Xen and a OpenBSD firewall and internet facing web layer.
On the one hand I'm thinking that having limited resources and it being just a proof of concept right now, I should just run one Ubuntu instance on the base metal of my Minisforum MS-01. But on the other hand, if it ever grows beyond the proof of concept, a more professional setup with Xen running on the system, multiple DOM-Ns running in seperate virtual networks, an OpenBSD based firewall being one of them, and a second OpenBSD system with NginX being the only directly internet facing Dom-N gives me a much more solid start, even if it will eat up recious resources from my (almost, the Orin Nano hardly counts except for CUDA CoinZdense experiments that might end up core library) single system.
Insights please
So to anyone running their own HIVE node, especialy those doing development with it, what are your insights? What yould you do and prioritize to start developing in a structural way for a HIVE Proof Of Concept like the one I'm proposing, a POC personal bot (plus stack) that at one time should make room for for a POC L2 node for least authority file-sharing. And a POC that hopefully will give me enough info to write proposals for HIVE-core in the future.

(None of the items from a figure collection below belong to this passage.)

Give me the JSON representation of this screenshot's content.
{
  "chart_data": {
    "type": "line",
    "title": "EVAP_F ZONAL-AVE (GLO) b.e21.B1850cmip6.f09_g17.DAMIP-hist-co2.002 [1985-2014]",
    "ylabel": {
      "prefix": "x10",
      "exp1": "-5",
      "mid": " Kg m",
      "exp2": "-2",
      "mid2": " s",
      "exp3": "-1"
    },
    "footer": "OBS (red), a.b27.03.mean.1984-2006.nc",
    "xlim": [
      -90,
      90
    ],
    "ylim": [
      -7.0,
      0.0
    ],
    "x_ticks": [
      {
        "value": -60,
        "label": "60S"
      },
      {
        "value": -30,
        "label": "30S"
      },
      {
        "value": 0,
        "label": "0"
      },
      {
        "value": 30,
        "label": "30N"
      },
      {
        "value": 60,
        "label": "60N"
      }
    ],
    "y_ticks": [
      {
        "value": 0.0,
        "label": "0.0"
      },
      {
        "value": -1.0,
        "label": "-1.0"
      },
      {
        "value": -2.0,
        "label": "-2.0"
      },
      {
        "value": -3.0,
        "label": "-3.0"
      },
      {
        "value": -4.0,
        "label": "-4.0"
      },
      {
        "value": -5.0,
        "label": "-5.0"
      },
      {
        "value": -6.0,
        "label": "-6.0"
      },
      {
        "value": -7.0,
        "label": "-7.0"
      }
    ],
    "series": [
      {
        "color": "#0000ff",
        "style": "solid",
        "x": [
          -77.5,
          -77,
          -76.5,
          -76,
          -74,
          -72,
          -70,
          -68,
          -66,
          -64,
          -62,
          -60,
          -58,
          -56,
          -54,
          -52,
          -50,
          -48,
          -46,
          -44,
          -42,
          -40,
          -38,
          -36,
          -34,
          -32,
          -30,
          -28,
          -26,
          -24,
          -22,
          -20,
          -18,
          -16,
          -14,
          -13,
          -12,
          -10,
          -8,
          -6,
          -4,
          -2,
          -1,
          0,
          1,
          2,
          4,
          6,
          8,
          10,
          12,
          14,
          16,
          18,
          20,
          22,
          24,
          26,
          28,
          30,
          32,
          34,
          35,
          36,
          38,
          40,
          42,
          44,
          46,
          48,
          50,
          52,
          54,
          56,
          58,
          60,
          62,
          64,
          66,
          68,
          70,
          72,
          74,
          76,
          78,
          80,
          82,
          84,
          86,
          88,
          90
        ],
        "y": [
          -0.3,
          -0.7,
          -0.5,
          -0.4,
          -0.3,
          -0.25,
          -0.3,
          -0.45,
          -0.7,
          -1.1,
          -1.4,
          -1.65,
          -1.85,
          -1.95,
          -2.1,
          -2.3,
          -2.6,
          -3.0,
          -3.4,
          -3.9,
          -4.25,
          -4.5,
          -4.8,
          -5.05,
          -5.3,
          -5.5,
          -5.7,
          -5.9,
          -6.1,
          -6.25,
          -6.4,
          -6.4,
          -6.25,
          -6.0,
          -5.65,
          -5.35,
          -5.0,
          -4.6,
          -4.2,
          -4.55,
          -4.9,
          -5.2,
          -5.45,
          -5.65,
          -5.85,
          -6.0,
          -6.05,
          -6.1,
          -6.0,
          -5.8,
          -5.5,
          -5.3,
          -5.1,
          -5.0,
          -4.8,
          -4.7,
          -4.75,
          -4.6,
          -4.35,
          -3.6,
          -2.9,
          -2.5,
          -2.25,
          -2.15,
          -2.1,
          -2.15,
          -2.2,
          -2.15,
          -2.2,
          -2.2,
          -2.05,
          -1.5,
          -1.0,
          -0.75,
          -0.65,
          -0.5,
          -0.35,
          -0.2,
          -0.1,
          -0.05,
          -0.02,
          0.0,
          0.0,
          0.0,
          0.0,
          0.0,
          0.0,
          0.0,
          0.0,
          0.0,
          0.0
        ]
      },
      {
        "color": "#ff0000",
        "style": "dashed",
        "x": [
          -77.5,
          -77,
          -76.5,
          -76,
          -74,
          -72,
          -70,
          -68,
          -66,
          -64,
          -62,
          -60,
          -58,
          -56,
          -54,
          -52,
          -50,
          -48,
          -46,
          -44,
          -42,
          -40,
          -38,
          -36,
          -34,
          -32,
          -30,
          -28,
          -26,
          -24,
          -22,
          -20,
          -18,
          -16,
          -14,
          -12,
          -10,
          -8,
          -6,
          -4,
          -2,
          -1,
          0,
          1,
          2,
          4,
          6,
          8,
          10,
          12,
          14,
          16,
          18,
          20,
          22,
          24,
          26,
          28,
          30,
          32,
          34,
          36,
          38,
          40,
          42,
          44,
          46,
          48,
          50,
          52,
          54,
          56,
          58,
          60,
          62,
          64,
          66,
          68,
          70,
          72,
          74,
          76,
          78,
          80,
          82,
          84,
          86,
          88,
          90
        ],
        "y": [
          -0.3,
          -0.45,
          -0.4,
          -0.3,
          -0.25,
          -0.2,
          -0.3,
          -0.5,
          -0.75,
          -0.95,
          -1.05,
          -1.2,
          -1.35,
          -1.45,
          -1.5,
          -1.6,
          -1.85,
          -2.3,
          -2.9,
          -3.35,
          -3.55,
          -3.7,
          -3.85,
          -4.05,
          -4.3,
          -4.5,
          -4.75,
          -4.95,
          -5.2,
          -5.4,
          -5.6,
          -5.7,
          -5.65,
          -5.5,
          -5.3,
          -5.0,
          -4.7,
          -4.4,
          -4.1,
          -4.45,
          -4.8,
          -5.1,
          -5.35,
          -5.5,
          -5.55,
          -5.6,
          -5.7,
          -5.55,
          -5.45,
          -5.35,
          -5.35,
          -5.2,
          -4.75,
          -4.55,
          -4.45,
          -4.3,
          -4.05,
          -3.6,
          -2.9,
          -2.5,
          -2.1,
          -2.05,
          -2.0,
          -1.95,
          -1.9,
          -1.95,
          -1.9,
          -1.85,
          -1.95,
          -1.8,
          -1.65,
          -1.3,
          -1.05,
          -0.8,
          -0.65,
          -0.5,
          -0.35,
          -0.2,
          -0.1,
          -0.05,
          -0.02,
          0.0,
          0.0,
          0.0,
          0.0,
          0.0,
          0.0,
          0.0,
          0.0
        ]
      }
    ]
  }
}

I'm trying to get my shit together and pick up development again, but configuring my 96GB 4TB+2TB i5 based MinisForum MS-01 to do so has me wondering what path to follow to get a setup suitable for structurally working on these three (eventually four) projects and their interoperation.
So guysm HIVE-devs, please help me out with some sane advice? Should I go Ubuntu on raw iron to maximize resource availability so I can cram more onto my system? Or should I use Xen/OpenBsd to do things more future proof and professional? Should I start out with running my own HIVE node and structure the rest around that? Or should I delay running my own node and focus on getting my CICD shit together with Gitlab and docker runners, maybe throw in FlureeDB already in my setup so the step from POC bot to POC L2 node becomes less of a hurdle in the future?
Any insights and tips will be highly apreciated, so please weigh in, and help me get my shit together on this. While mentally I'm still close to the bottom, I'm slowly crawling out, and I feel structure in my life and time spent on building things again is going to help me get things more on track again. I don't know if my great love and I have a future, but I know she needs me to stop focusing all my time and atention on her now that my divorce will soon stop being a never ending source of financial and emotional turmoil, and my new home is starting to be livable enough to stop working on it. She needs her space and I need te refind structure, and having a system I can do it on, I think, is going to help me refind structure while giving her the space she needs.
So any advice that helps me figure out how to setup my dev machine will do more for me than just help me set up my dev machine.